Dans un article qui relate l’enquête menée par la police des polices pour identifier les sources de deux journalistes, Le Monde démontre l’ampleur effarante que peuvent prendre les demandes de communications de factures détaillées. Et le peu de soin que met Bouygues Télécom à protéger ses clients et leurs contacts.

L’affaire Bettencourt aura eu au moins le mérite de mettre au grand jour les pratiques des services de police et des opérateurs télécoms en matière de « fadettes », ces factures détaillées dont les enquêteurs peuvent demander copie. L’an dernier, nous nous étions étonnés que les opérateurs soient mis totalement à l’écart des reproches médiatiques, alors qu’ils peinent à jouer leur rôle de rempart entre la police et les abonnés placés sous surveillance. S’ils ne peuvent s’opposer aux demandes qu’ils reçoivent en bonne et due forme, les opérateurs devraient au moins alerter l’opinion sur l’ampleur des demandes. D’autant que le gouvernement semble vouloir dissimuler les chiffres.

Or un article publié ce lundi dans Le Monde met plus encore en lumière l’ampleur incroyable des informations que les policiers peuvent obtenir en communiquant avec les opérateurs télécoms. Il détaille en effet l’enquête livrée par l’Inspection générale des services (IGS) pour découvrir, chez les policiers, la source éventuelle des journalistes Gérard Davet et Jacques Follorou, auteurs d’un article sur l’affaire Bettencourt. Pour une seule enquête, les requêtes peuvent être extrêmement nombreuses et invasives.

Ainsi pour Gérard Davet, c’est SFR qui livre « 42 feuillets de tableaux à 9 colonnes, qui recensent les appels, les SMS ou MMS envoyés ou reçus, le numéro de téléphone du suspect, celui de son correspondant, éventuellement celui d’un troisième interlocuteur, la date, l’heure, la durée de la communication, la cellule (la borne téléphonique utilisée) et le numéro IMEI du téléphone, c’est-à-dire l’International Mobile Equipment Identity, (et) le numéro unique de chaque portable« . Avec la cellule, la police sait exactement d’où chaque communication a été effectuée, ce qui lui permet même de retracer en partie les déplacements du journaliste. Ici le rendu doit être particulirement précis, puisque Gérard Davet a effectué ou reçu pas moins de 450 appels téléphoniques pour le seul mois d’août, et envoyé ou reçu 1000 SMS. Soit plus d’une quarantaine de communications par jour en moyenne.

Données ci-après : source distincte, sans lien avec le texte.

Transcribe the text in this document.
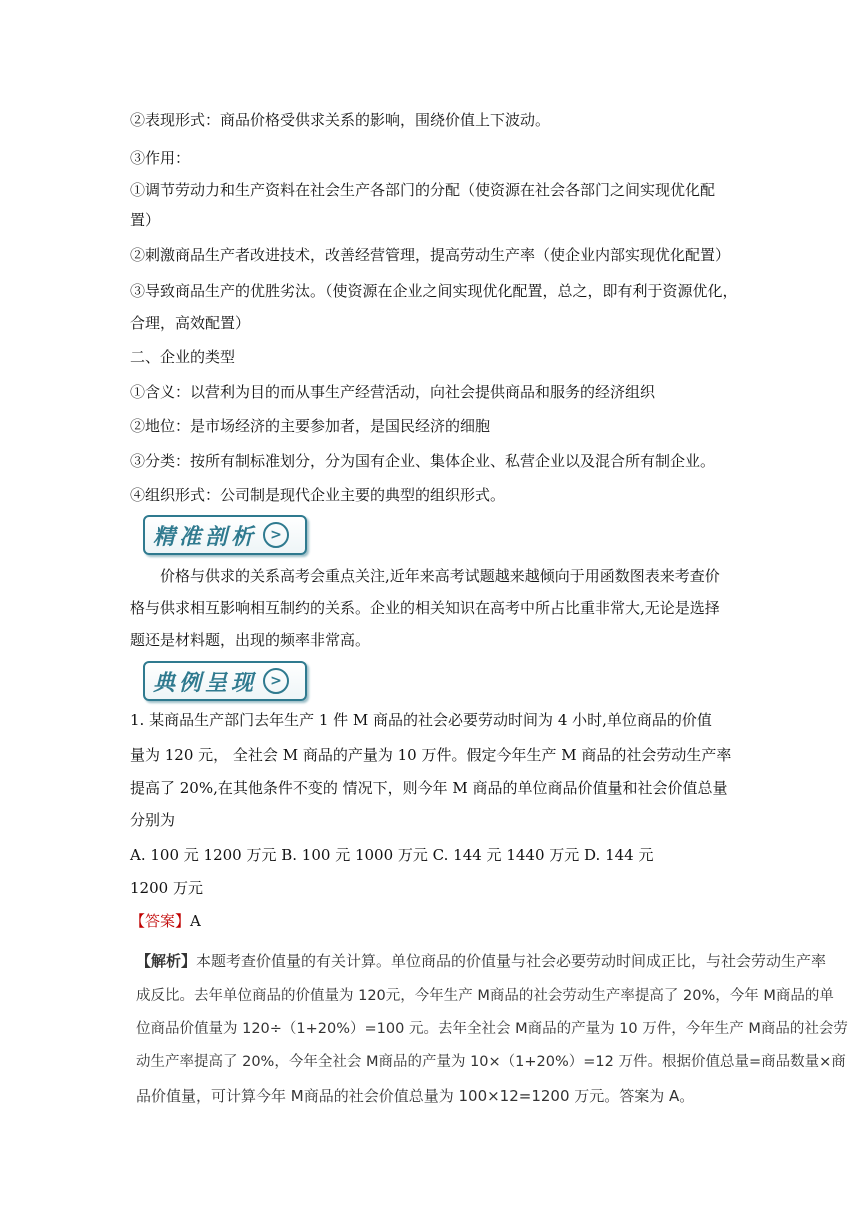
②表现形式：商品价格受供求关系的影响，围绕价值上下波动。
③作用：
①调节劳动力和生产资料在社会生产各部门的分配（使资源在社会各部门之间实现优化配
置）
②刺激商品生产者改进技术，改善经营管理，提高劳动生产率（使企业内部实现优化配置）
③导致商品生产的优胜劣汰。（使资源在企业之间实现优化配置，总之，即有利于资源优化，
合理，高效配置）
二、企业的类型
①含义：以营利为目的而从事生产经营活动，向社会提供商品和服务的经济组织
②地位：是市场经济的主要参加者，是国民经济的细胞
③分类：按所有制标准划分，分为国有企业、集体企业、私营企业以及混合所有制企业。
④组织形式：公司制是现代企业主要的典型的组织形式。
精准剖析 >
价格与供求的关系高考会重点关注,近年来高考试题越来越倾向于用函数图表来考查价
格与供求相互影响相互制约的关系。企业的相关知识在高考中所占比重非常大,无论是选择
题还是材料题，出现的频率非常高。
典例呈现 >
1. 某商品生产部门去年生产 1 件 M 商品的社会必要劳动时间为 4 小时,单位商品的价值
量为 120 元， 全社会 M 商品的产量为 10 万件。假定今年生产 M 商品的社会劳动生产率
提高了 20%,在其他条件不变的 情况下，则今年 M 商品的单位商品价值量和社会价值总量
分别为
A. 100 元 1200 万元 B. 100 元 1000 万元 C. 144 元 1440 万元 D. 144 元
1200 万元
【答案】A
【解析】本题考查价值量的有关计算。单位商品的价值量与社会必要劳动时间成正比，与社会劳动生产率
成反比。去年单位商品的价值量为 120元，今年生产 M商品的社会劳动生产率提高了 20%，今年 M商品的单
位商品价值量为 120÷（1+20%）=100 元。去年全社会 M商品的产量为 10 万件，今年生产 M商品的社会劳
动生产率提高了 20%，今年全社会 M商品的产量为 10×（1+20%）=12 万件。根据价值总量=商品数量×商
品价值量，可计算今年 M商品的社会价值总量为 100×12=1200 万元。答案为 A。
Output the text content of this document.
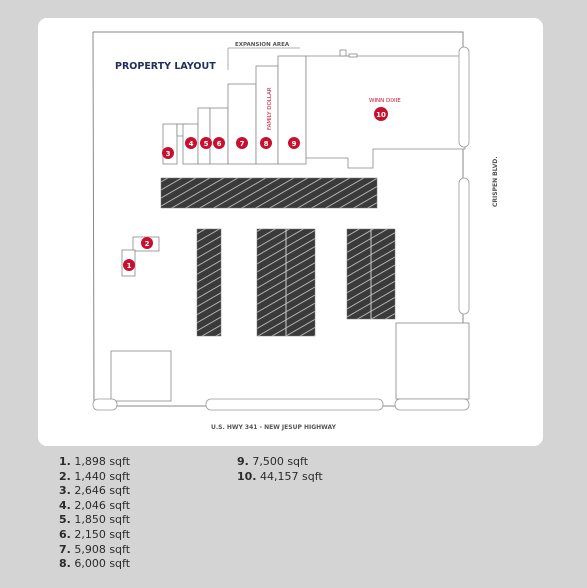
PROPERTY LAYOUT
EXPANSION AREA
U.S. HWY 341 - NEW JESUP HIGHWAY
CRISPEN BLVD.
WINN DIXIE
FAMILY DOLLAR
1
2
3
4 5 6	7	8	9
10
1. 1,898 sqft
2. 1,440 sqft
3. 2,646 sqft
4. 2,046 sqft
5. 1,850 sqft
6. 2,150 sqft
7. 5,908 sqft
8. 6,000 sqft
9. 7,500 sqft
10. 44,157 sqft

Dotée de tous ces numéros de téléphones, l’IGS a ensuite demandé aux trois opérateurs d’identifier chacun des abonnés présents sur la fadette. « C’est un plaisir de travailler avec Bouygues : non seulement l’opérateur donne le nom et l’adresse du titulaire de la ligne, mais aussi sa date de naissance et son numéro de compte bancaire« , souligne Le Monde.

Mais les enquêteurs se sont trompés de téléphone. Ca n’était pas celui de Gérard Davet ; c’était celui de sa (bavarde) fille. Ils recommencent donc avec Orange : 116 numéros. A nouveau, ils demandent aux opérateurs de tous les identifier. « Il y a un peu de tout. Des avocats célèbres – dont Me Kiejman, à l’origine de la procédure – nombre de journalistes, des magistrats, des policiers de haut rang, le cabinet du ministre de l’intérieur et la présidence de la République« .

Ne connaissant pas le numéro de téléphone de Jacques Follorou, l’IGS demande les fadettes de quatre numéros attribués au journal Le Monde. Ils pensent trouver le bon quand ils s’aperçoivent, après avoir (encore) fait identifier tous les numéros présents, qu’il s’agit du mobile de la chef du service politique du Monde, Raphaëlle Bacqué, dont ils connaissent à présent tous les coups de fils. C’est finalement en détournant la finalité du fichier du STIC que l’IGS trouve par chance le numéro du journaliste. A nouveau, Orange est interrogé : 82 pages de fadettes. « Beaucoup de sources du journaliste sont là, des avocats, des magistrats, le secrétariat général du gouvernement, des ambassades, Médecins sans frontières, des journalistes, des amis, ses enfants, le ministère de l’intérieur… Le policier annexe paisiblement les coordonnées de la patronne du club d’équitation, à Ouessant, où sa fille fait du cheval l’été, la patronne du magasin de location de vélo et même le numéro du taxi de la gare« .

La procureur-adjointe Marie-Christine Daubigney a même été jusqu’à demander le contenu des SMS échangés entre la juge Isabelle Prévost-Desprez et le journaliste Jacques Follorou, sans succès. Non pas que les opérateurs n’ont pas voulu ; ils n’en possèdent pas de copie. Heureusement.